Tout ce temps, je n'avais vu personne. Il semblait qu'entre les pelotons et "le reste du monde" il y a un assez grand écart mais moi je faisais partie désormais au reste du monde, ceux qui patinent seuls, le rythme déterminé par leur force de volonté. Le parcours était beau, quelques flaques mais pas de pluie, et ça avançait. J'ai enfin vu un patineur, qui avait un véhicule de soutien et qui m'a dit "Tu as l'air d'avoir besoin de ça" en me donnant une bouteille de Gatorade jaune. Merci, personne inconnue, c'était la pure vérité et ta gentillesse m'a inspirée à continuer. Encore un contournement de l'île, et les trois quarts sont achevés! Puis le dernier "check-point", les photos gênantes du visage tordu et des cheveux mouillés, bave couleur Gatorade coulant sur le menton...
Mais oui! Le dernier! Virage à gauche, traverser le parc. Moins de 30 à faire. J'avais juste une chose en tête : atteindre la rue Notre-Dame pour en finir avec. Je ne souffrais plus, mais j'allais lentement, et les kilomètres s'écoulaient un par un. Enfin, la construction. Moins pire que les souvenirs du tour d'essai (parce qu'on allait plus vite l'autre fois, plus difficile à freiner!) mais quelques patineurs m'ont attrapée pendant une deuxième pause-bouffe. Puis le petit pont du Vieux et ouah! La GROSSE PLUIE qui commençait. Ceux qui avaient fini en moins que 7h avaient manqué ça! Qui plus est, j'avais été si arrogante dans mon statut de "patineuse locale" que j'avais présumé qu'on suivrait la piste cyclable du Canal Lachine oups! Suivre les patineurs on empruntait la rue Wellington, qui était presque submergée. J'étais si crevée à ce moment que je marmonnais "Pourquoi, pourquoi" plusieurs fois sans comprendre où j'étais. Des traces profondes de roues de patins marquaient la boue au bord de la route, témoignant sans doute de la confusion des autres avant moi (Pourquoi alors on ne suit pas le Canal Lachine?) Je souhaitais que l'eau sur la rue Wellington soit juste un peu plus profonde, pour que je puisse nager plutôt que faire toujours des poussées de patins infructueuses.
Enfin, le rouge du Canadian Tire est apparu à travers le brouillard. Les plus grosses flaques se trouvaient au dernier kilomètre, mais elles étaient tel un baptême béni, car la ligne s'approchait. J'ai dépassé la ligne, trop épuisée de la reconnaître, et sais-tu que ça descend un peu après? Eh oui. Me retourner était pénible, et freiner, oublie ça!

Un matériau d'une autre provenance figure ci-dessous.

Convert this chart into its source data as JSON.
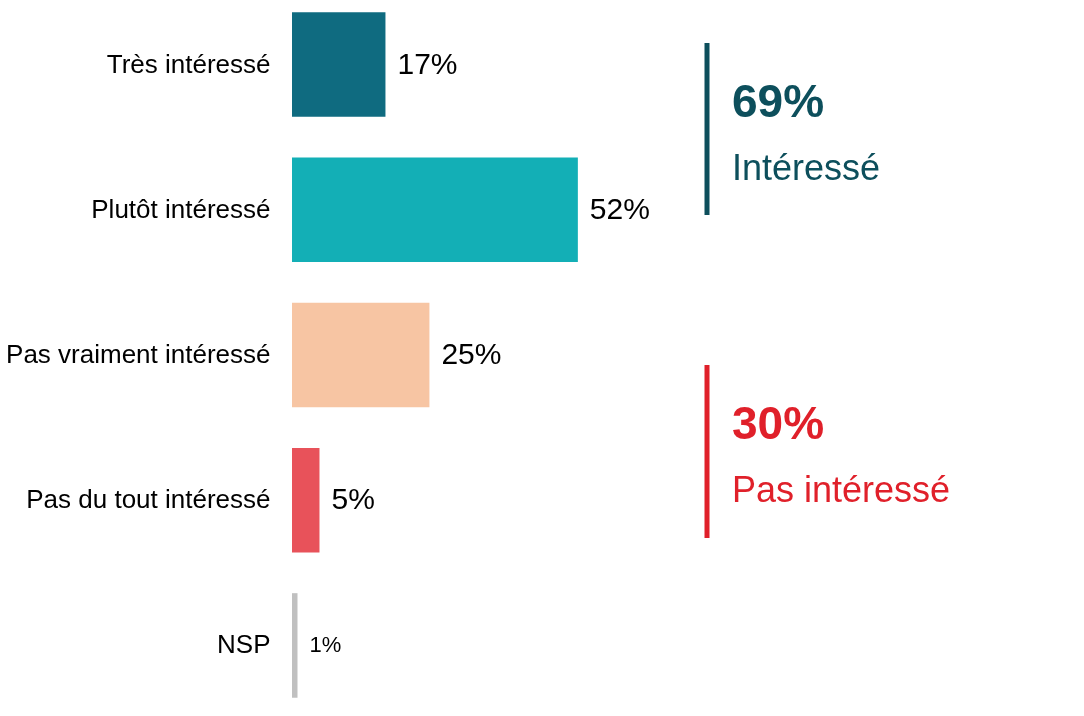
{
  "chart_data": {
    "type": "bar",
    "orientation": "horizontal",
    "categories": [
      "Très intéressé",
      "Plutôt intéressé",
      "Pas vraiment intéressé",
      "Pas du tout intéressé",
      "NSP"
    ],
    "values": [
      17,
      52,
      25,
      5,
      1
    ],
    "colors": [
      "#0f6b80",
      "#13afb6",
      "#f7c5a3",
      "#e8525a",
      "#c0c0c0"
    ],
    "value_labels": [
      "17%",
      "52%",
      "25%",
      "5%",
      "1%"
    ],
    "annotations": [
      "69%",
      "Intéressé",
      "30%",
      "Pas intéressé"
    ],
    "tick_labels": "y",
    "grid": false
  }
}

Et ça y est, mon premier Défi, en 7h42. Je n'ai souffert ni de faim, ni de soif, ni de froid, ni d'ampoules. Et je n'ai même pas sacré, toutefois j'ai trouvé qu'un cri de cochon étripé aide beaucoup le mal aux pieds (c'est mieux que l'aspirine). Mais j'ai bel et bien souffert, et j'ai hâte de le faire en 2006! Deux fois 3h16 = 6h32, même si on additionne une demi-heure pour la rue Notre-Dame ça fait 7h qui est le but pour la prochaine fois!
Merci aux organisateurs (qui gardent toujours mon T-shirt que j'ai égaré au départ), aux amis de Roller-Montréal pour l'inspiration, aux bénévoles qui souriaient aux check-points et donnaient de l'eau, et aux patineurs qui aiment souffrir autant que moi. C'est avec tristesse que je remarque la disparition des "Ultra-marathons" aux É-U, et j'espère que celui-ci va avoir lieu pour très longtemps. Un de ces jours, on aura même du nouveau béton près de la rue Notre-Dame!